My mom: “I suppose.”


Now that the holidays are over–and yes, they are—it’s time to forget family and fall into the splendor of a self-indulgent bender, to follow our own selfish impulses until our selfishness turns to something bright and glowing that the world just might need. Like Silly Putty or early Madonna. It’s time for a bender.

Sometimes, I hear a voice I love, and I can’t get enough of it. I’m feeling a Margaret Cho bender coming on right about now. The Margaret Cho thing is not a new love; I’m revisiting this one, and nothing’s been lost over the eight years since I first discovered her.
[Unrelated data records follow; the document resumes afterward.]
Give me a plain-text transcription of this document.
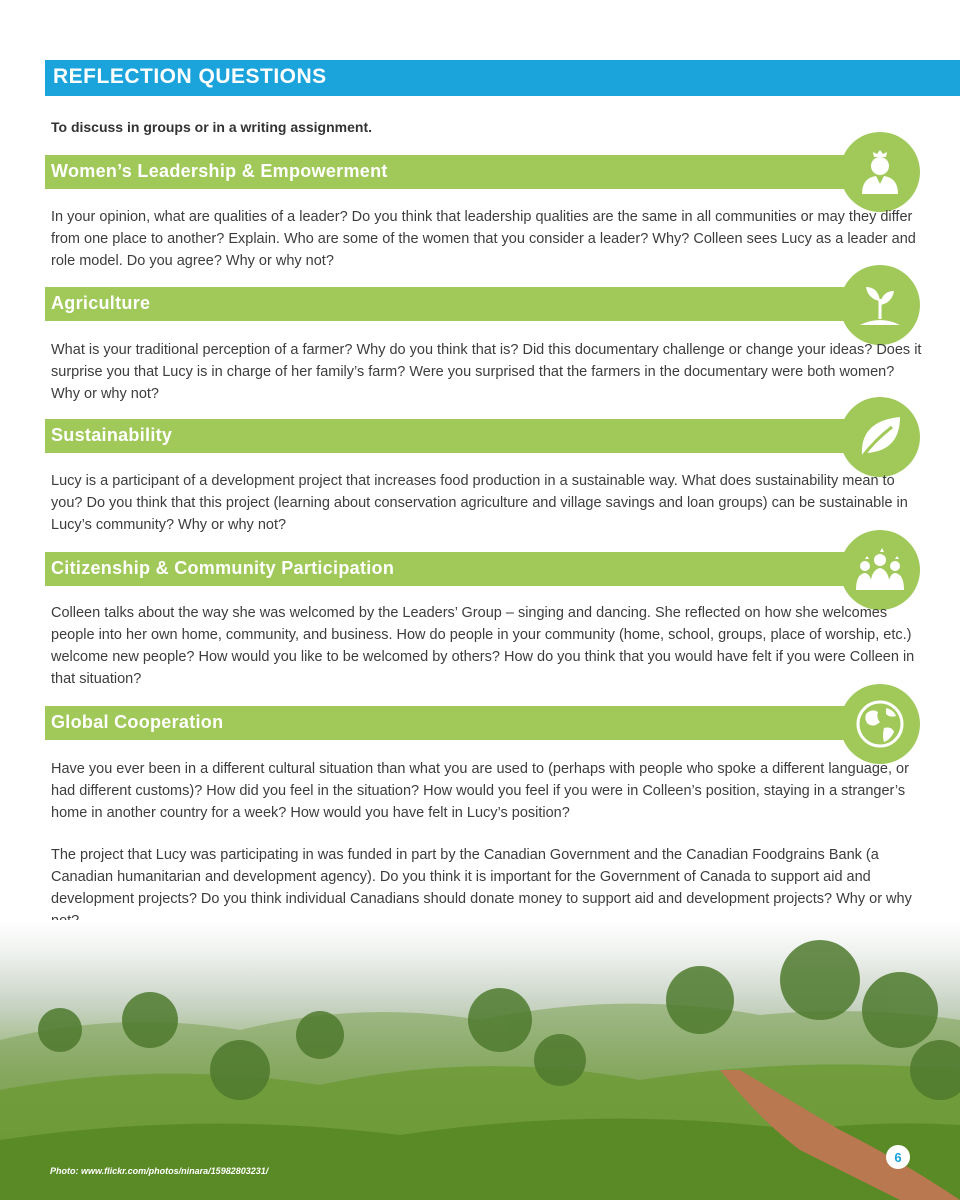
REFLECTION QUESTIONS
To discuss in groups or in a writing assignment.
Women’s Leadership & Empowerment

In your opinion, what are qualities of a leader? Do you think that leadership qualities are the same in all communities or may they differ from one place to another? Explain. Who are some of the women that you consider a leader? Why? Colleen sees Lucy as a leader and role model. Do you agree? Why or why not?

Agriculture

What is your traditional perception of a farmer? Why do you think that is? Did this documentary challenge or change your ideas? Does it surprise you that Lucy is in charge of her family’s farm? Were you surprised that the farmers in the documentary were both women? Why or why not?

Sustainability

Lucy is a participant of a development project that increases food production in a sustainable way. What does sustainability mean to you? Do you think that this project (learning about conservation agriculture and village savings and loan groups) can be sustainable in Lucy’s community? Why or why not?

Citizenship & Community Participation

Colleen talks about the way she was welcomed by the Leaders’ Group – singing and dancing. She reflected on how she welcomes people into her own home, community, and business. How do people in your community (home, school, groups, place of worship, etc.) welcome new people? How would you like to be welcomed by others? How do you think that you would have felt if you were Colleen in that situation?

Global Cooperation

Have you ever been in a different cultural situation than what you are used to (perhaps with people who spoke a different language, or had different customs)? How did you feel in the situation? How would you feel if you were in Colleen’s position, staying in a stranger’s home in another country for a week? How would you have felt in Lucy’s position?

The project that Lucy was participating in was funded in part by the Canadian Government and the Canadian Foodgrains Bank (a Canadian humanitarian and development agency). Do you think it is important for the Government of Canada to support aid and development projects? Do you think individual Canadians should donate money to support aid and development projects? Why or why

Photo: www.flickr.com/photos/ninara/15982803231/
6
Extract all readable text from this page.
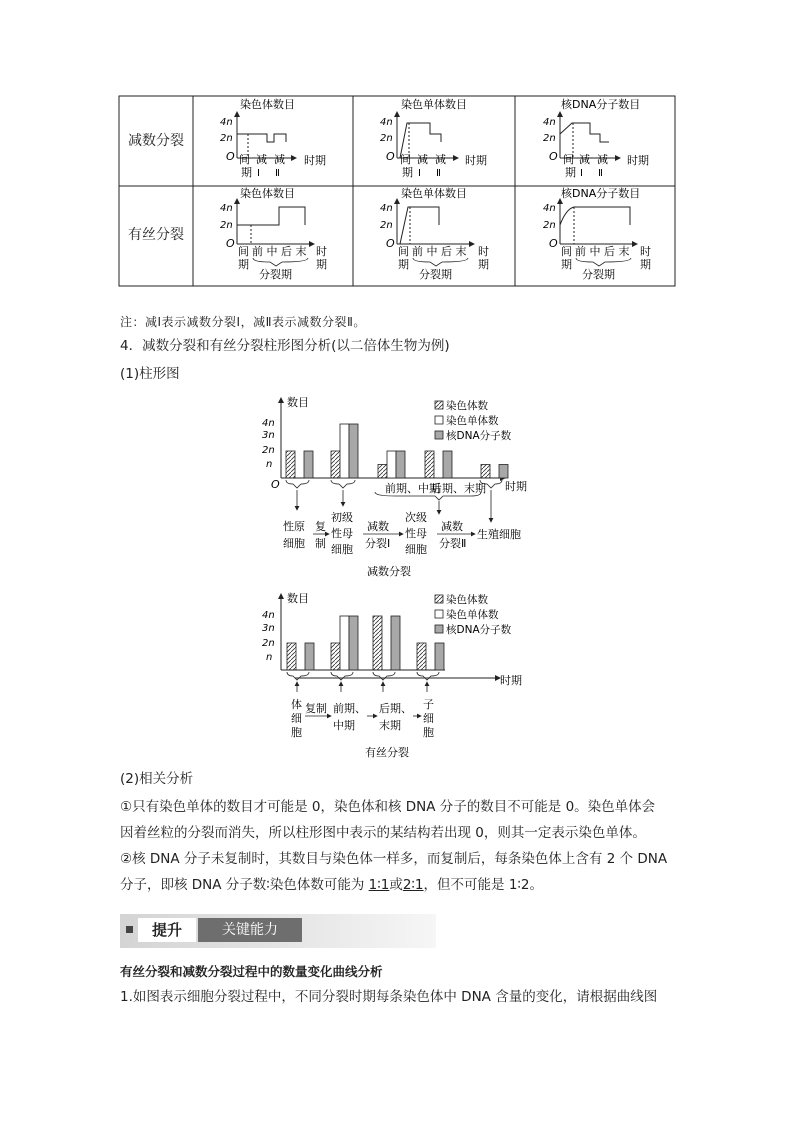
染色体数目
4n
2n
O 间
期
减
Ⅰ
减
Ⅱ
时期
染色单体数目
4n
2n
O 间
期
减
Ⅰ
减
Ⅱ
时期
核DNA分子数目
4n
2n
O 间
期
减
Ⅰ
减
Ⅱ
时期
染色体数目
4n
2n
O
间
期
前 中 后 末
分裂期
时
期
染色单体数目
4n
2n
O
间
期
前 中 后 末
分裂期
时
期
核DNA分子数目
4n
2n
O
间
期
前 中 后 末
分裂期
时
期
减数分裂
有丝分裂
注：减Ⅰ表示减数分裂Ⅰ，减Ⅱ表示减数分裂Ⅱ。
4．减数分裂和有丝分裂柱形图分析(以二倍体生物为例)
(1)柱形图
数目
4n
3n
2n
n
O	时期
染色体数
染色单体数
核DNA分子数
前期、中期
后期、末期
性原
细胞
复
制
初级
性母
细胞
减数
分裂Ⅰ
次级
性母
细胞
减数
分裂Ⅱ
生殖细胞
减数分裂
数目
4n
3n
2n
n
时期
染色体数
染色单体数
核DNA分子数
体
细
胞
复制 前期、
中期
后期、
末期
子
细
胞
有丝分裂
(2)相关分析
①只有染色单体的数目才可能是 0，染色体和核 DNA 分子的数目不可能是 0。染色单体会
因着丝粒的分裂而消失，所以柱形图中表示的某结构若出现 0，则其一定表示染色单体。
②核 DNA 分子未复制时，其数目与染色体一样多，而复制后，每条染色体上含有 2 个 DNA
分子，即核 DNA 分子数∶染色体数可能为 1∶1或2∶1，但不可能是 1∶2。
提升	关键能力
有丝分裂和减数分裂过程中的数量变化曲线分析
1.如图表示细胞分裂过程中，不同分裂时期每条染色体中 DNA 含量的变化，请根据曲线图
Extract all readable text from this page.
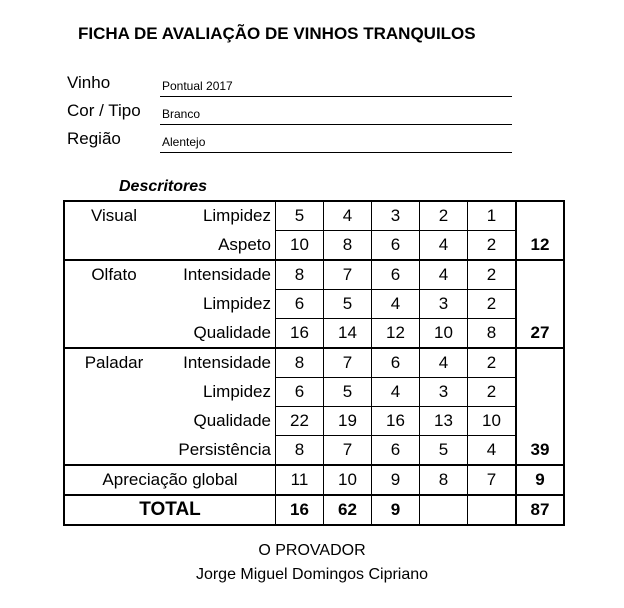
FICHA DE AVALIAÇÃO DE VINHOS TRANQUILOS
Vinho	Pontual 2017
Cor / Tipo Branco
Região	Alentejo
Descritores
Visual	Limpidez	5	4	3	2	1	
	Aspeto	10	8	6	4	2	12
Olfato	Intensidade	8	7	6	4	2	
	Limpidez	6	5	4	3	2	
	Qualidade	16	14	12	10	8	27
Paladar	Intensidade	8	7	6	4	2	
	Limpidez	6	5	4	3	2	
	Qualidade	22	19	16	13	10	
	Persistência	8	7	6	5	4	39
Apreciação global		11	10	9	8	7	9
TOTAL		16	62	9			87
O PROVADOR
Jorge Miguel Domingos Cipriano
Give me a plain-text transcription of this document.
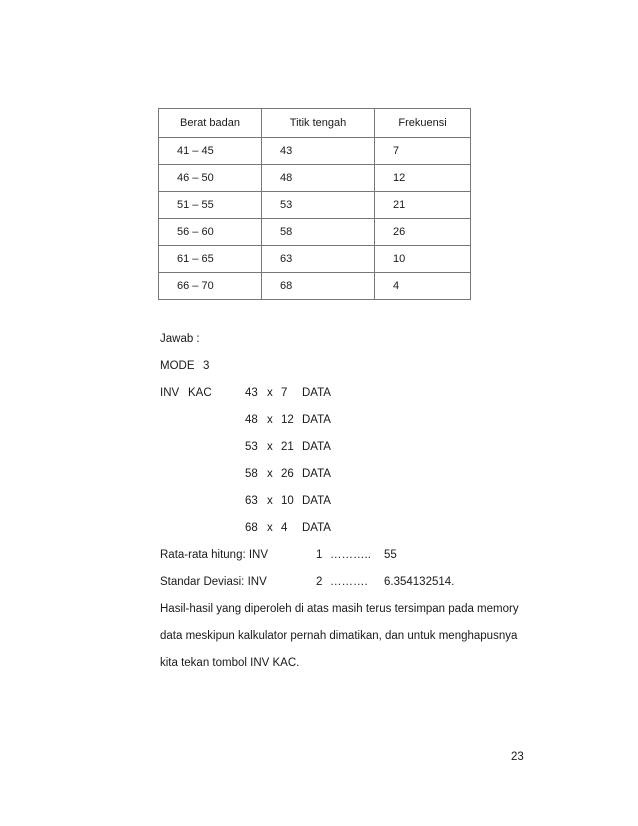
Berat badan	Titik tengah	Frekuensi
41 – 45	43	7
46 – 50	48	12
51 – 55	53	21
56 – 60	58	26
61 – 65	63	10
66 – 70	68	4
Jawab :
MODE 3
INV KAC	43 x 7 DATA
48 x 12 DATA
53 x 21 DATA
58 x 26 DATA
63 x 10 DATA
68 x 4 DATA
Rata-rata hitung: INV	1 ……….. 55
Standar Deviasi: INV	2 ………. 6.354132514.
Hasil-hasil yang diperoleh di atas masih terus tersimpan pada memory
data meskipun kalkulator pernah dimatikan, dan untuk menghapusnya
kita tekan tombol INV KAC.
23
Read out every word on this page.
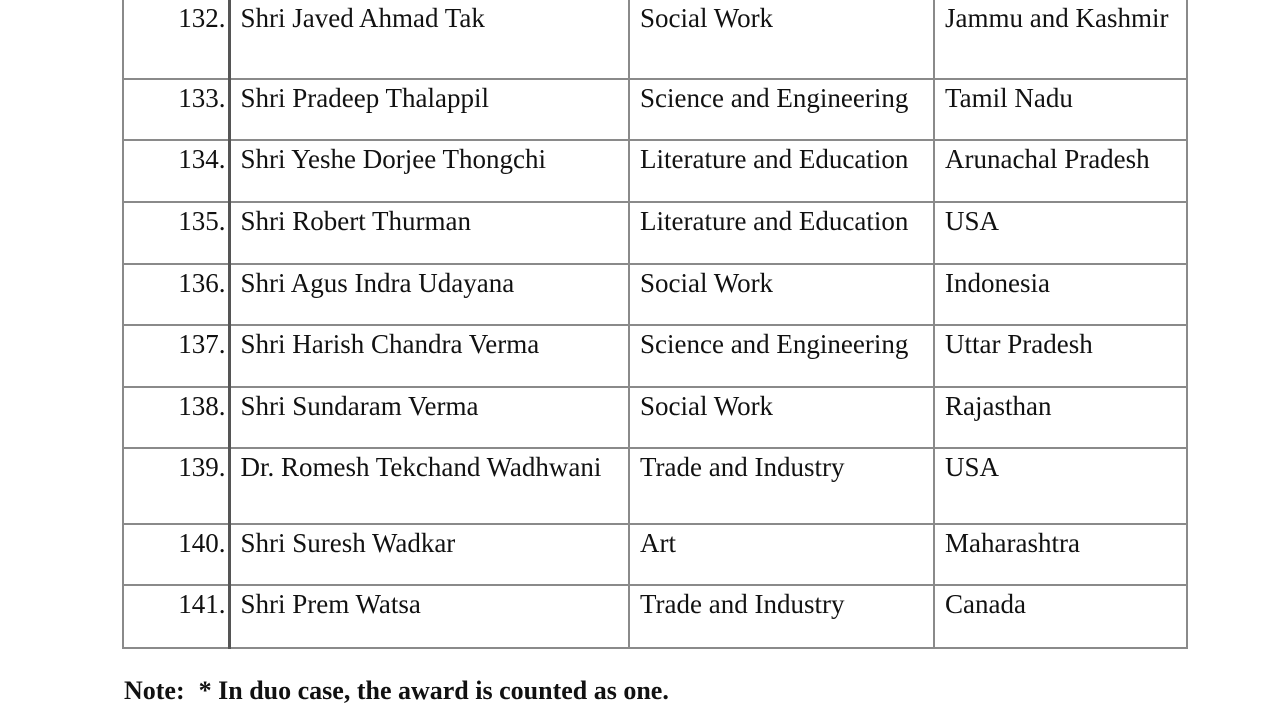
132.	Shri Javed Ahmad Tak	Social Work	Jammu and Kashmir

133.	Shri Pradeep Thalappil	Science and Engineering	Tamil Nadu
134.	Shri Yeshe Dorjee Thongchi	Literature and Education	Arunachal Pradesh
135.	Shri Robert Thurman	Literature and Education	USA
136.	Shri Agus Indra Udayana	Social Work	Indonesia
137.	Shri Harish Chandra Verma	Science and Engineering	Uttar Pradesh
138.	Shri Sundaram Verma	Social Work	Rajasthan
139.	Dr. Romesh Tekchand Wadhwani	Trade and Industry	USA
140.	Shri Suresh Wadkar	Art	Maharashtra
141.	Shri Prem Watsa	Trade and Industry	Canada
Note: * In duo case, the award is counted as one.
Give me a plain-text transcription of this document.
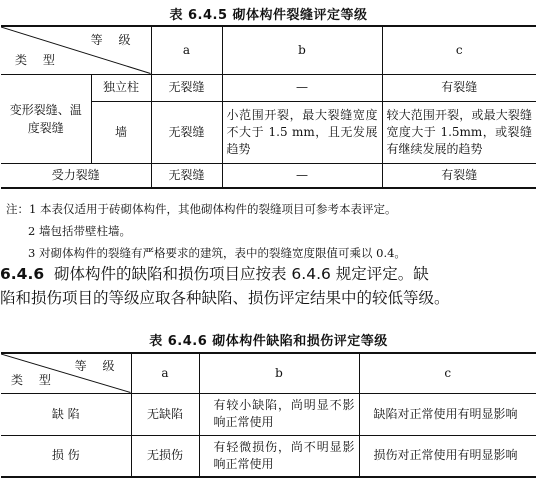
表 6.4.5 砌体构件裂缝评定等级
等 级
类 型		a	b	c
变形裂缝、温度裂缝	独立柱	无裂缝	—	有裂缝
	墙	无裂缝	小范围开裂，最大裂缝宽度不大于 1.5 mm，且无发展趋势	较大范围开裂，或最大裂缝宽度大于 1.5mm，或裂缝有继续发展的趋势
受力裂缝		无裂缝	—	有裂缝
注：1 本表仅适用于砖砌体构件，其他砌体构件的裂缝项目可参考本表评定。
2 墙包括带壁柱墙。
3 对砌体构件的裂缝有严格要求的建筑，表中的裂缝宽度限值可乘以 0.4。
6.4.6 砌体构件的缺陷和损伤项目应按表 6.4.6 规定评定。缺
陷和损伤项目的等级应取各种缺陷、损伤评定结果中的较低等级。
表 6.4.6 砌体构件缺陷和损伤评定等级
等 级
类 型	a	b	c
缺 陷	无缺陷	有较小缺陷，尚明显不影响正常使用	缺陷对正常使用有明显影响
损 伤	无损伤	有轻微损伤，尚不明显影响正常使用	损伤对正常使用有明显影响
As one remembers with crystalline precision the first moments of a fall into love, I have vivid memories that I remember with fond nostalgia of the moments when I first heard the voices of writers who’ve most rocked my world. For me,these moments are as important as those of meeting people I knew would become good friends. Because in those moments, I was filled with an ecstatic joy. Fan girl much? I guess. But there is something delicious about being a fan, and as I’ve said before, I think to be a writer, you have to have fallen in love with a book or two.

And among the writers I’ve loved, we will find Margaret Cho.  (And yes, monologues are writing. Stand up is writing. And to my ear, Margaret Cho monologues sound like the very best of memoir). And yes, I remember the exact moment I fell for her. It was the late fall of 2003, the bleak stretch right after my husband and I split up, a period about which I’ve written more than I could’ve ever imagined and will only use to set the scene here.

After the kids went to bed, I’d try to watch movies before knocking myself with a Xanax. But–a nasty and unexpected byproduct of the divorce–I had completely lost patience with all fiction narratives. Movies? Now, on top of everything else,  I’m losing movies?  I couldn’t read a novel, or even a short story, and movies couldn’t hold my interest.   I’d rent a stack of movies, get through ten minutes of each of them and be utterly bored and completely irritated. I had no patience for someone’s made up version of what the world is like just when I most needed escape. In my head, I could hear the melodic voiceover from the Celexa ad, “Have you lost pleasure in the things you once enjoyed?”  Yes, yes, I have, I thought, and it better come back.

And then, one night a friend brought over a Margart Cho DVD.

“It’s no use. Don’t even bother,” I said when she offered to leave it with me.

“This is different,” she said in a soothing voice. “You’ll see.”

The DVD was I’m the One That I Want, and within minutes, I was hooked, searching for pen and paper, desperate to take notes on how she was weaving the stories of herself growing up, her Korean family, her sexual identity, and her crazy experience making the Disney show All-American Girl. How did she somehow pack an assault on our assumptions about gender, race and sexuality into one funny story after another? She was the first (only?) writer I’d ever heard to appropriate the term “fag hag” and render it a title of honor. (“I make every gay man infinitely more gay just by my presence,” Cho says in Assassin. “I am the fag whisperer.”)

So two weeks ago, I got hooked in again, watching her video Beautiful, in which she takes on sex scandals, dieting, monogamy, and much more.  In one skit, she says whenever she goes to a dinner party someone is always trying to shut her down, saying, “TMI. Don’t go there!” To which Margaret retorts, “Don’t go there?  I live there.  I bought a house there.” Today, I’m watching Assassin and plotting how I can get my hands of Cho Dependent.  If the only bridge I can find back to book writing from Christmas wassailing is Margaret Cho, at least I’ll have found a bridge.

Admittedly, Cho is not for everyone. She’s reckless and uninhibited.  She’s out to give the word slut a good name. But that’s the beauty of the singular voice; she’s not there to please everyone. She’s there to say what she needs to. Even if it’s fuck. Even if it’s–dare I say it?–sip.